The THOR baseline payload includes a suite of instruments to measure electromagnetic fields up to 500k samples/s and to measure electrons and ions (at least H+, He++) at high resolution to resolve the kinetic scale physics of plasma heating and particle acceleration. THOR will use active spacecraft potential control to improve particle and field measurements.

Field Instruments Particle Instruments
MAG fluxgate magnetometer CSW cold solar wind instrument
EFI electric field instrument TEA turbulence electron analyser
SCM search coil magnetometer PPU particle processing unit
FWP fields and waves processor
FAR faraday cup

IMS ion mass spectrometer

EPE energetic particle experiments

Fluxgate Magnetometer (MAG)

PI: R. Nakamura (IWF/OEAW, Graz, Austria)

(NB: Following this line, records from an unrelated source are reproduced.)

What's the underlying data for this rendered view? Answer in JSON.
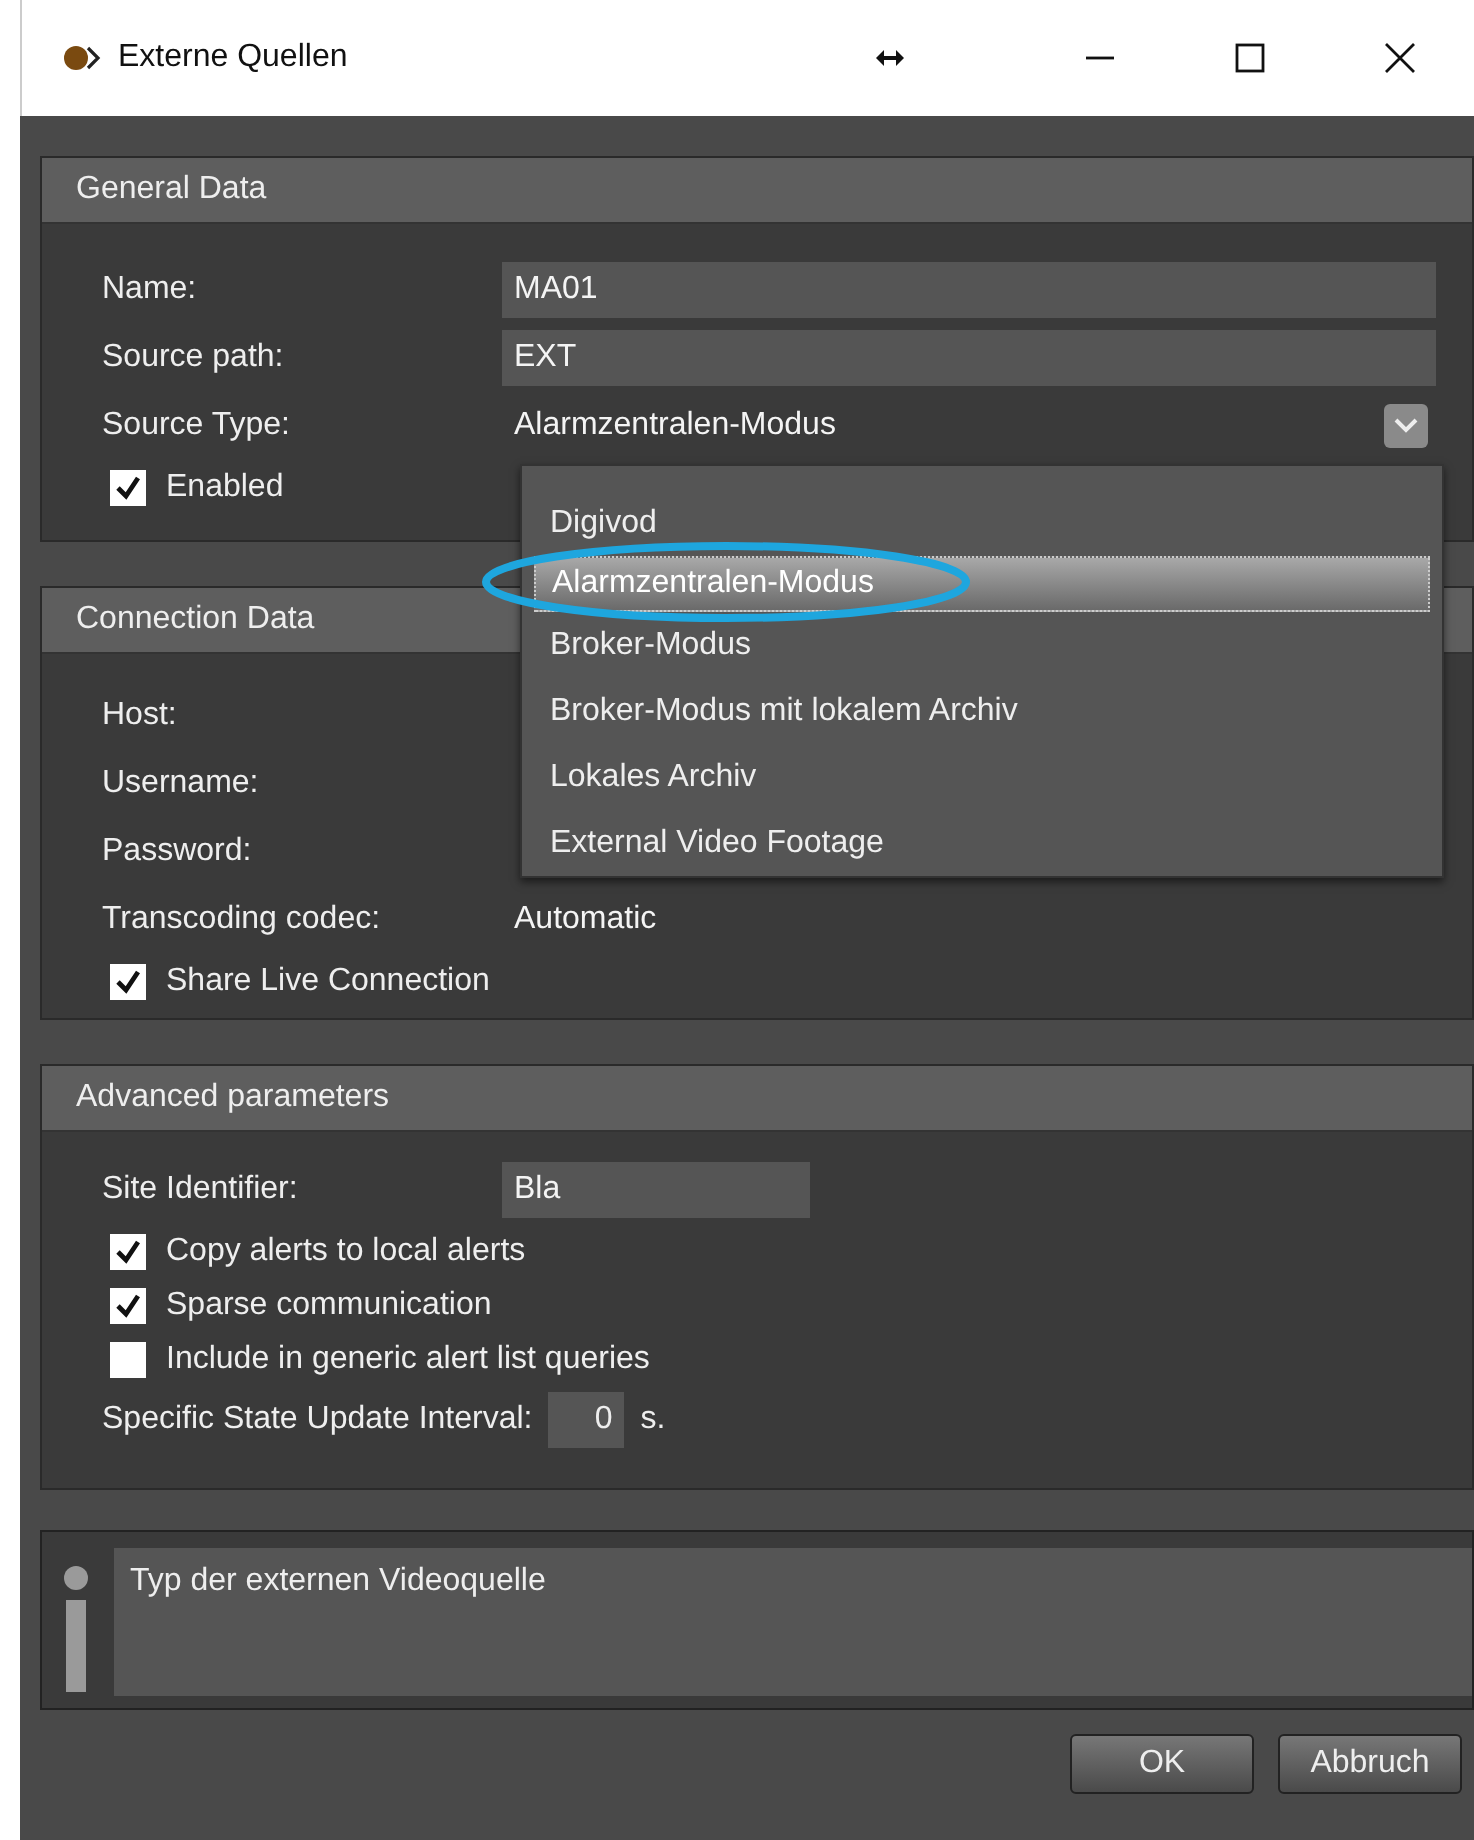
{
  "window": {
    "title": "Externe Quellen"
  },
  "general": {
    "title": "General Data",
    "fields": [
      {
        "label": "Name:",
        "value": "MA01",
        "kind": "text"
      },
      {
        "label": "Source path:",
        "value": "EXT",
        "kind": "text"
      },
      {
        "label": "Source Type:",
        "value": "Alarmzentralen-Modus",
        "kind": "select"
      }
    ],
    "enabled": {
      "label": "Enabled",
      "checked": true
    }
  },
  "dropdown": {
    "options": [
      {
        "label": "Digivod",
        "selected": false
      },
      {
        "label": "Alarmzentralen-Modus",
        "selected": true
      },
      {
        "label": "Broker-Modus",
        "selected": false
      },
      {
        "label": "Broker-Modus mit lokalem Archiv",
        "selected": false
      },
      {
        "label": "Lokales Archiv",
        "selected": false
      },
      {
        "label": "External Video Footage",
        "selected": false
      }
    ]
  },
  "connection": {
    "title": "Connection Data",
    "fields": [
      {
        "label": "Host:"
      },
      {
        "label": "Username:"
      },
      {
        "label": "Password:"
      }
    ],
    "transcoding": {
      "label": "Transcoding codec:",
      "value": "Automatic"
    },
    "share_live": {
      "label": "Share Live Connection",
      "checked": true
    }
  },
  "advanced": {
    "title": "Advanced parameters",
    "site_identifier": {
      "label": "Site Identifier:",
      "value": "Bla"
    },
    "options": [
      {
        "label": "Copy alerts to local alerts",
        "checked": true
      },
      {
        "label": "Sparse communication",
        "checked": true
      },
      {
        "label": "Include in generic alert list queries",
        "checked": false
      }
    ],
    "interval": {
      "label": "Specific State Update Interval:",
      "value": "0",
      "unit": "s."
    }
  },
  "info": {
    "text": "Typ der externen Videoquelle"
  },
  "buttons": [
    "OK",
    "Abbruch"
  ]
}
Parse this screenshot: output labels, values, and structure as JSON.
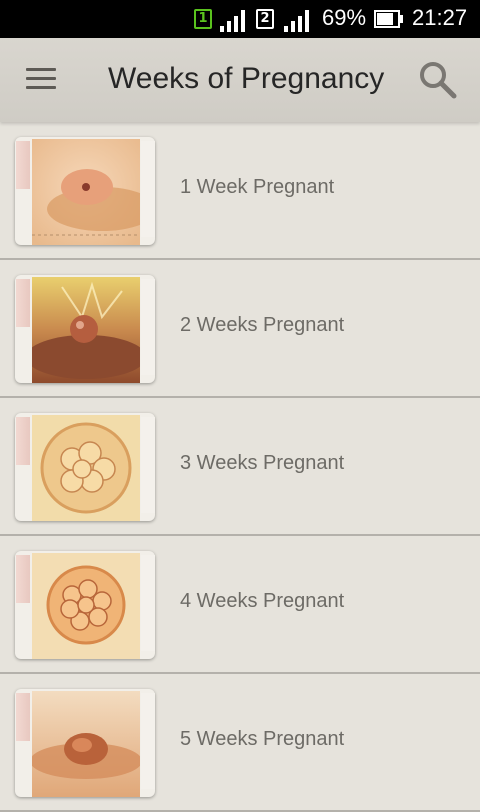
{
  "status_bar": {
    "sim1": "1",
    "sim2": "2",
    "battery_percent": "69%",
    "time": "21:27",
    "sim1_color": "#5ac31e"
  },
  "app_bar": {
    "menu_icon": "hamburger-menu-icon",
    "title": "Weeks of Pregnancy",
    "search_icon": "search-icon"
  },
  "weeks": [
    {
      "label": "1 Week Pregnant",
      "thumb_icon": "embryo-week-1-image"
    },
    {
      "label": "2 Weeks Pregnant",
      "thumb_icon": "embryo-week-2-image"
    },
    {
      "label": "3 Weeks Pregnant",
      "thumb_icon": "embryo-week-3-image"
    },
    {
      "label": "4 Weeks Pregnant",
      "thumb_icon": "embryo-week-4-image"
    },
    {
      "label": "5 Weeks Pregnant",
      "thumb_icon": "embryo-week-5-image"
    }
  ],
  "colors": {
    "background": "#e6e3dc",
    "app_bar": "#d4d1ca",
    "divider": "#b4b1ab",
    "label_text": "#6d6b66",
    "title_text": "#262626"
  }
}
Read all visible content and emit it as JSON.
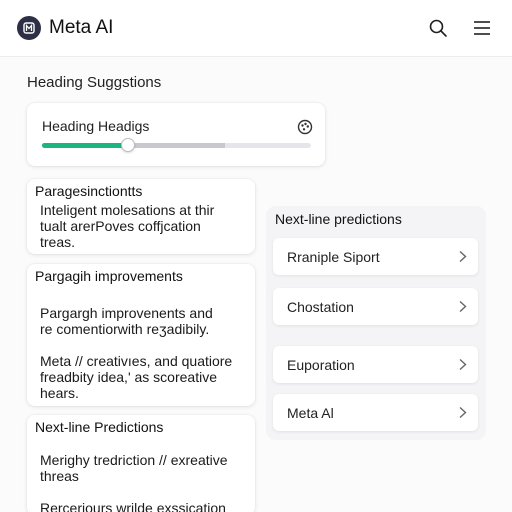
{
  "header": {
    "title": "Meta AI",
    "icons": [
      "meta-logo-icon",
      "search-icon",
      "menu-icon"
    ]
  },
  "section": {
    "title": "Heading Suggstions"
  },
  "slider": {
    "label": "Heading Headigs",
    "value_fraction": 0.32,
    "secondary_fraction": 0.68,
    "accent_color": "#1db57f"
  },
  "cards": [
    {
      "title": "Paragesinctiontts",
      "lines": [
        "Inteligent molesations at thir",
        "tualt arerPoves coffjcation",
        "treas."
      ]
    },
    {
      "title": "Pargagih improvements",
      "lines": [
        "Pargargh improvenents and",
        "re comentiorwith reʒadibily.",
        "Meta // creativıes, and quatiore",
        "freadbity idea,' as scoreative",
        "hears."
      ]
    },
    {
      "title": "Next-line Predictions",
      "lines": [
        "Merighy tredriction // exreative",
        "threas",
        "Rercerjours wrilde exssication"
      ]
    }
  ],
  "right_panel": {
    "title": "Next-line predictions",
    "items": [
      {
        "label": "Rraniple Siport"
      },
      {
        "label": "Chostation"
      },
      {
        "label": "Euporation"
      },
      {
        "label": "Meta Al"
      }
    ]
  }
}
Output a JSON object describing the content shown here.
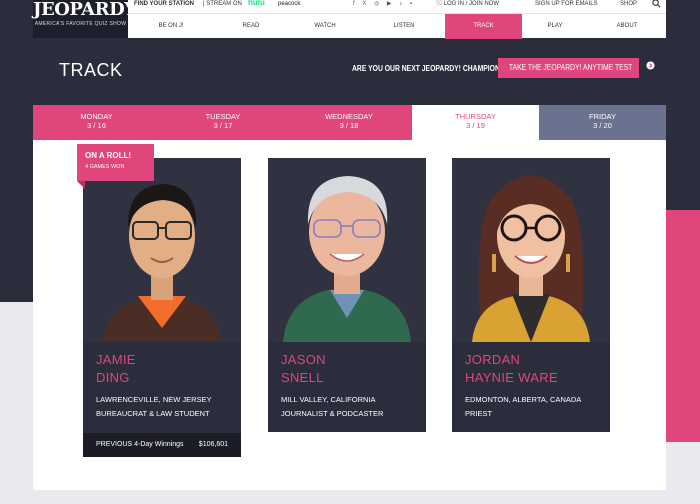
{
  "logo": {
    "title": "JEOPARDY!",
    "subtitle": "AMERICA'S FAVORITE QUIZ SHOW"
  },
  "topbar": {
    "find_station": "FIND YOUR STATION",
    "stream_on": "| STREAM ON",
    "hulu": "hulu",
    "peacock": "peacock",
    "socials": "f X ◎ ▶ ♪ ▪",
    "login": "ⓘ LOG IN / JOIN NOW",
    "signup": "SIGN UP FOR EMAILS",
    "shop": "SHOP",
    "search_icon": "search-icon"
  },
  "nav": {
    "items": [
      {
        "label": "BE ON J!"
      },
      {
        "label": "READ"
      },
      {
        "label": "WATCH"
      },
      {
        "label": "LISTEN"
      },
      {
        "label": "TRACK"
      },
      {
        "label": "PLAY"
      },
      {
        "label": "ABOUT"
      }
    ],
    "active": "TRACK"
  },
  "page": {
    "title": "TRACK",
    "champion_prompt": "ARE YOU OUR NEXT JEOPARDY! CHAMPION?",
    "test_button": "TAKE THE JEOPARDY! ANYTIME TEST"
  },
  "days": [
    {
      "day": "MONDAY",
      "date": "3 / 16"
    },
    {
      "day": "TUESDAY",
      "date": "3 / 17"
    },
    {
      "day": "WEDNESDAY",
      "date": "3 / 18"
    },
    {
      "day": "THURSDAY",
      "date": "3 / 19"
    },
    {
      "day": "FRIDAY",
      "date": "3 / 20"
    }
  ],
  "streak": {
    "title": "ON A ROLL!",
    "subtitle": "4 GAMES WON"
  },
  "contestants": [
    {
      "first": "JAMIE",
      "last": "DING",
      "location": "LAWRENCEVILLE, NEW JERSEY",
      "occupation": "BUREAUCRAT & LAW STUDENT",
      "winnings_label": "PREVIOUS 4-Day Winnings",
      "winnings": "$106,601"
    },
    {
      "first": "JASON",
      "last": "SNELL",
      "location": "MILL VALLEY, CALIFORNIA",
      "occupation": "JOURNALIST & PODCASTER"
    },
    {
      "first": "JORDAN",
      "last": "HAYNIE WARE",
      "location": "EDMONTON, ALBERTA, CANADA",
      "occupation": "PRIEST"
    }
  ],
  "colors": {
    "accent": "#e0457b",
    "dark": "#2b2d3c",
    "slate": "#6b7290"
  }
}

Co-PI: J. Eastwood (IC, London, UK)

The fluxgate magnetometer (MAG) will measure the background magnetic field and low frequency magnetic field fluctuations. MAG has two sensors that are placed along a solid boom, one at the end of the boom and the second at an intermediate distance along the boom, in order to enable a reliable detection of any residual spacecraft magnetic field. The related front-end electronics including digitization of the magnetic field vectors is on two separate printed circuit boards in the common electronics box of the fields and wave processor (FWP).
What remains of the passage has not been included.